Some drugs Terence took probably did him no good. At least one helped fewer than 10% of patients. Today, pharmaceutical companies and government agencies are trying to sort out the economics of developing drugs that will help only a small subset of patients. These drugs are very expensive. Should every patient have the right to them?
Terence and I answered yes. Each drug potentially added life. Yet that, too, led me to a question I still can't answer. When is it time to quit? Congress dodged the question last year as it tried to craft a health care bill. The mere hint of limiting the ability to choose care created a whirlwind of accusations of "death panels."
One thing I know is that I don't envy the policymakers. As the health care debate heated up, I remembered the fat sheaf of insurance statements that had piled up after Terence's death. Our children, Terry, 21, and Georgia, 15, assented to my idea of gathering every record to examine what they would show about end-of-life care -- its science, emotions and costs. Terence would have approved.
Taking it all into account, the data showed we had made a bargain that hardly any economist looking solely at the numbers would say made sense.
Why did we do it? I was one big reason. Not me alone, of course. The system has a strong bias toward action. My husband, too, was unusual, said Keith Flaherty, his oncologist, in his passionate willingness to endure discomfort for a chance to see his daughter grow from a child to a young woman and his son graduate from high school.

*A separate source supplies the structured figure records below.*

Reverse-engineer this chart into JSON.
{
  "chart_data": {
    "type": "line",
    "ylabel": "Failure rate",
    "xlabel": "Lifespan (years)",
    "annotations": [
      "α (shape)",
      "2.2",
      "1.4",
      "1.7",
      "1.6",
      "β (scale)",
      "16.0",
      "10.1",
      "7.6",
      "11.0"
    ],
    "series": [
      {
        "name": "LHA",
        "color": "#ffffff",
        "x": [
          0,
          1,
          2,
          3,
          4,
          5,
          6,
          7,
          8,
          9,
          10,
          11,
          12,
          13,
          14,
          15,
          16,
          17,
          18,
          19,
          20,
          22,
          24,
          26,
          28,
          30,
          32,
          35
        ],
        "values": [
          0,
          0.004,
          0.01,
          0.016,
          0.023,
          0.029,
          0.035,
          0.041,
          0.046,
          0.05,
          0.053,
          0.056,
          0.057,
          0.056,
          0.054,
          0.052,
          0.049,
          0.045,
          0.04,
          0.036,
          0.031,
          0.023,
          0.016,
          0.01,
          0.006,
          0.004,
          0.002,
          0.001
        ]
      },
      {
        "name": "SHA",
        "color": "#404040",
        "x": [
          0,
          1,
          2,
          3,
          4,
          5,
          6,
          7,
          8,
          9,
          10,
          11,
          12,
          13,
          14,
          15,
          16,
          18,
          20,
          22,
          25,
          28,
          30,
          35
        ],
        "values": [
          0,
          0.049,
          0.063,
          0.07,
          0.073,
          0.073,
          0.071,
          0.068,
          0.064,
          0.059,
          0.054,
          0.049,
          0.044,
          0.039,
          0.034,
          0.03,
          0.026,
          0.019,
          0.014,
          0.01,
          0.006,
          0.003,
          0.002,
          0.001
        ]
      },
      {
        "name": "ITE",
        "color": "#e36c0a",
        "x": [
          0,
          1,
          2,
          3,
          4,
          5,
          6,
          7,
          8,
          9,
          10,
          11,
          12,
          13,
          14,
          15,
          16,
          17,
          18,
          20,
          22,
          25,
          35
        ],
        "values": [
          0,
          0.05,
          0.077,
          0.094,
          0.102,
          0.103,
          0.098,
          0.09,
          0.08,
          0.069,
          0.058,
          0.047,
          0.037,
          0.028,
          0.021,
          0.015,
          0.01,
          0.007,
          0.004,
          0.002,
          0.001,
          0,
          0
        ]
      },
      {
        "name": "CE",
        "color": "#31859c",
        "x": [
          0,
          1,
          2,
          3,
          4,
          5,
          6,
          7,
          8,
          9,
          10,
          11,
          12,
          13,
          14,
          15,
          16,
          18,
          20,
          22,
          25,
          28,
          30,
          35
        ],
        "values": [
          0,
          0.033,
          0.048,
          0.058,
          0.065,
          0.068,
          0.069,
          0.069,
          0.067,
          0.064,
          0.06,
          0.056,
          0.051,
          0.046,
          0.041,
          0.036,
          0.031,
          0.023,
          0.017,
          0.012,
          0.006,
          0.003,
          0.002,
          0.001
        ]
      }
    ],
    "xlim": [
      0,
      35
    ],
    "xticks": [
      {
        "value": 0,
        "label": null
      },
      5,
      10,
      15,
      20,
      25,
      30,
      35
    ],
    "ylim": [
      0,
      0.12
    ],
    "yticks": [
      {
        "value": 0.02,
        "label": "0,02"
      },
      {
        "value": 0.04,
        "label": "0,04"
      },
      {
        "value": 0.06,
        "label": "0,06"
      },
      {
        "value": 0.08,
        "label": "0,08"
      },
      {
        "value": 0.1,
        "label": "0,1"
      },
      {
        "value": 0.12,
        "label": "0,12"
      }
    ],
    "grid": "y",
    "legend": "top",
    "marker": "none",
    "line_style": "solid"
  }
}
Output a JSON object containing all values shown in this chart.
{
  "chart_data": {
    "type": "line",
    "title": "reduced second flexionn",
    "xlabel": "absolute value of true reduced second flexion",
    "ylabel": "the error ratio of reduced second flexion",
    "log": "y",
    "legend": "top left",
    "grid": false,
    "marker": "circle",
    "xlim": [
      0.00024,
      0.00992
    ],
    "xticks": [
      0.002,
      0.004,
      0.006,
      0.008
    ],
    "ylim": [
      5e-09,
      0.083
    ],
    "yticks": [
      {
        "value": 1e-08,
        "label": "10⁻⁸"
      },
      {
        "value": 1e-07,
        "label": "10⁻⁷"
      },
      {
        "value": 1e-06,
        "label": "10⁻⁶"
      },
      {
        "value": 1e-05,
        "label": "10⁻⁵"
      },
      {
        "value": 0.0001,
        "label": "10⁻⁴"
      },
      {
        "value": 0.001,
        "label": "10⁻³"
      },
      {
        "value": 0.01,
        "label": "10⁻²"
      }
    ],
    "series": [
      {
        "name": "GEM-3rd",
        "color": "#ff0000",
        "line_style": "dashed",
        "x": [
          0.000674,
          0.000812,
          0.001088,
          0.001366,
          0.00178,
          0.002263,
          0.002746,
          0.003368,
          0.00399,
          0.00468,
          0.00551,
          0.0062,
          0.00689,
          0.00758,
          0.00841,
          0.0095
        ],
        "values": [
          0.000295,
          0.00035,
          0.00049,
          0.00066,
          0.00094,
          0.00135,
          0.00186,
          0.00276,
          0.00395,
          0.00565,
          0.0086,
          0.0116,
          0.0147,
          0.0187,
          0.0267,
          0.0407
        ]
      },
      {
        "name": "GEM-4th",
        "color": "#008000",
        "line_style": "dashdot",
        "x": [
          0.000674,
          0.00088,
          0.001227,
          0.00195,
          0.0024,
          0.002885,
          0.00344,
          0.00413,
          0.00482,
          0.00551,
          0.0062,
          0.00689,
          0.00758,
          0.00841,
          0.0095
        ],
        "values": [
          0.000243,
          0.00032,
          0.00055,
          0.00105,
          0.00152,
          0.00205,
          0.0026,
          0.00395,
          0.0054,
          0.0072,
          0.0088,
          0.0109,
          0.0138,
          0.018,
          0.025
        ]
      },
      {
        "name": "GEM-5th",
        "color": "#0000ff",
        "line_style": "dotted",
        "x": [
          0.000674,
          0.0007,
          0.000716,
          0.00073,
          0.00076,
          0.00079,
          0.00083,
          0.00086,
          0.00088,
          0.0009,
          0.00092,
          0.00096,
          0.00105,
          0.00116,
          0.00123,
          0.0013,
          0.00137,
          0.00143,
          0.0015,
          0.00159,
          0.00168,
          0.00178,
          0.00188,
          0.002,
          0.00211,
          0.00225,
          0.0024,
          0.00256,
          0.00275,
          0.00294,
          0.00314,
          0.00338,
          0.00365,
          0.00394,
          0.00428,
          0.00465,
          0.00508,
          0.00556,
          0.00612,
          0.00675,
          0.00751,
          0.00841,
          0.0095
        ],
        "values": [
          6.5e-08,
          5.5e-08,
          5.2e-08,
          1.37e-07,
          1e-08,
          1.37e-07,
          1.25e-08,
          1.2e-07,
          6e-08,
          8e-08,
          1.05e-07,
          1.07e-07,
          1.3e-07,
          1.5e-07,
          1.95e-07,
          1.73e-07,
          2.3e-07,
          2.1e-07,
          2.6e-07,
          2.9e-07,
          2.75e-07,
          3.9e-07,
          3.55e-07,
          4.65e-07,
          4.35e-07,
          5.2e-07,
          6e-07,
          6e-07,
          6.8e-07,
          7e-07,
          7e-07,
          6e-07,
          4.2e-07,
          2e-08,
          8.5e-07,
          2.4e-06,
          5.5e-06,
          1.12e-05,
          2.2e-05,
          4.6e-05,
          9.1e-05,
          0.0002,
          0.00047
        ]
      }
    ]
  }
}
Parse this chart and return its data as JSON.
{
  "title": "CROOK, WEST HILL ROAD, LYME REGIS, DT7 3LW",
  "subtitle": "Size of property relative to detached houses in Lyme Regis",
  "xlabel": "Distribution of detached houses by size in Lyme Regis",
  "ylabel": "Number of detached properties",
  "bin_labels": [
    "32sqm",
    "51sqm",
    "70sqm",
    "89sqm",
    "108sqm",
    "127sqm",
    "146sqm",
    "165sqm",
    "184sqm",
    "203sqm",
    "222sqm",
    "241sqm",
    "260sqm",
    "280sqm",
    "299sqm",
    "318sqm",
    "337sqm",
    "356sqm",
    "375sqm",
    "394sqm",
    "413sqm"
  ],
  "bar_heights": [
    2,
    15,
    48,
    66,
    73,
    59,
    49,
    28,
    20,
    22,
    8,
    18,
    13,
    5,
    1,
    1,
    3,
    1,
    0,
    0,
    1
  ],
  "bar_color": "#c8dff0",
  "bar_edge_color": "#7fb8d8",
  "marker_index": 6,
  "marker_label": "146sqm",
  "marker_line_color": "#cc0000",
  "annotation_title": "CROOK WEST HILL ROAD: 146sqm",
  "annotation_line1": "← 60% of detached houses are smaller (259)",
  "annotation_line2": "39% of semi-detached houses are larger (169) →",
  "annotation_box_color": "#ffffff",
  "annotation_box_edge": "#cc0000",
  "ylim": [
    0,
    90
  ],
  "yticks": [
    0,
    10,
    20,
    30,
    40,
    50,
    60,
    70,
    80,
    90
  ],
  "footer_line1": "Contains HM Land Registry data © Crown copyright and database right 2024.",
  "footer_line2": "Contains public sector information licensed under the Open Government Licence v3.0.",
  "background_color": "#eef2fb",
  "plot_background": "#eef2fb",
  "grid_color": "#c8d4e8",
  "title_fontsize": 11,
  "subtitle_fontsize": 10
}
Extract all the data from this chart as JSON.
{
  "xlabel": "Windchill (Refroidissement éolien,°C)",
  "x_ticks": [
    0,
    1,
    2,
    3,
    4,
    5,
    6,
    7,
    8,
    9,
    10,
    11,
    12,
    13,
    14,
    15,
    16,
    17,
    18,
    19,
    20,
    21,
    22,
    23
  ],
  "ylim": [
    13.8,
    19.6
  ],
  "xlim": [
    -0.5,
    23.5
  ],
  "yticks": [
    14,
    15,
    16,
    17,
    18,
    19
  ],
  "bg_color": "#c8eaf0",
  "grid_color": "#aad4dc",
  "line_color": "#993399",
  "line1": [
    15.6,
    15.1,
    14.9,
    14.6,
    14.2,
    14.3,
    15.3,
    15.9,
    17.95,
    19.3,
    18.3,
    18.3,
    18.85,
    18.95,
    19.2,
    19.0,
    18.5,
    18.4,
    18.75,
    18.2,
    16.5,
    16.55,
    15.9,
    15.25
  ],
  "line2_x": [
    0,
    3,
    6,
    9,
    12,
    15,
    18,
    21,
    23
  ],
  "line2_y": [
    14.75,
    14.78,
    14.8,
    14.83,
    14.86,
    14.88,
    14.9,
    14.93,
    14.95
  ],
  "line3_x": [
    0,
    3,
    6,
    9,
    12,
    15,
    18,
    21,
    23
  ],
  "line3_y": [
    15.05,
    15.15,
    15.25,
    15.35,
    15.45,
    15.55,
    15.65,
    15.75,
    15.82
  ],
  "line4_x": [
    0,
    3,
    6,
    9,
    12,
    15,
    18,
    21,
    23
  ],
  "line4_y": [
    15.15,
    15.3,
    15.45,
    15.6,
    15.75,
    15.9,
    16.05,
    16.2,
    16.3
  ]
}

After Terence died, Flaherty drew me a picture of a bell curve, showing the range of survival times for people with kidney cancer. Terence was way off in the tail on the right-hand side, an indication he had beaten the odds. For many, an explosion of research and drug discoveries had made it possible to daisy-chain treatments and extend lives for years -- enough time to keep our quest from having been total madness.
Terence used to tell a story, almost certainly apocryphal, about his Uncle Bob. Climbing aboard a landing craft before the invasion of Normandy, Bob's sergeant was said to have told the men that by the end of the day, nine out of 10 of them would be dead. Said Bob: "Each one of us looked around and felt so sorry for those other nine poor sonsabitches."
For me, it was about pushing the bell curve. Knowing there was something to be done, we couldn't not do it. Believing beyond logic that we were going to escape the fate of those other poor sonsabitches.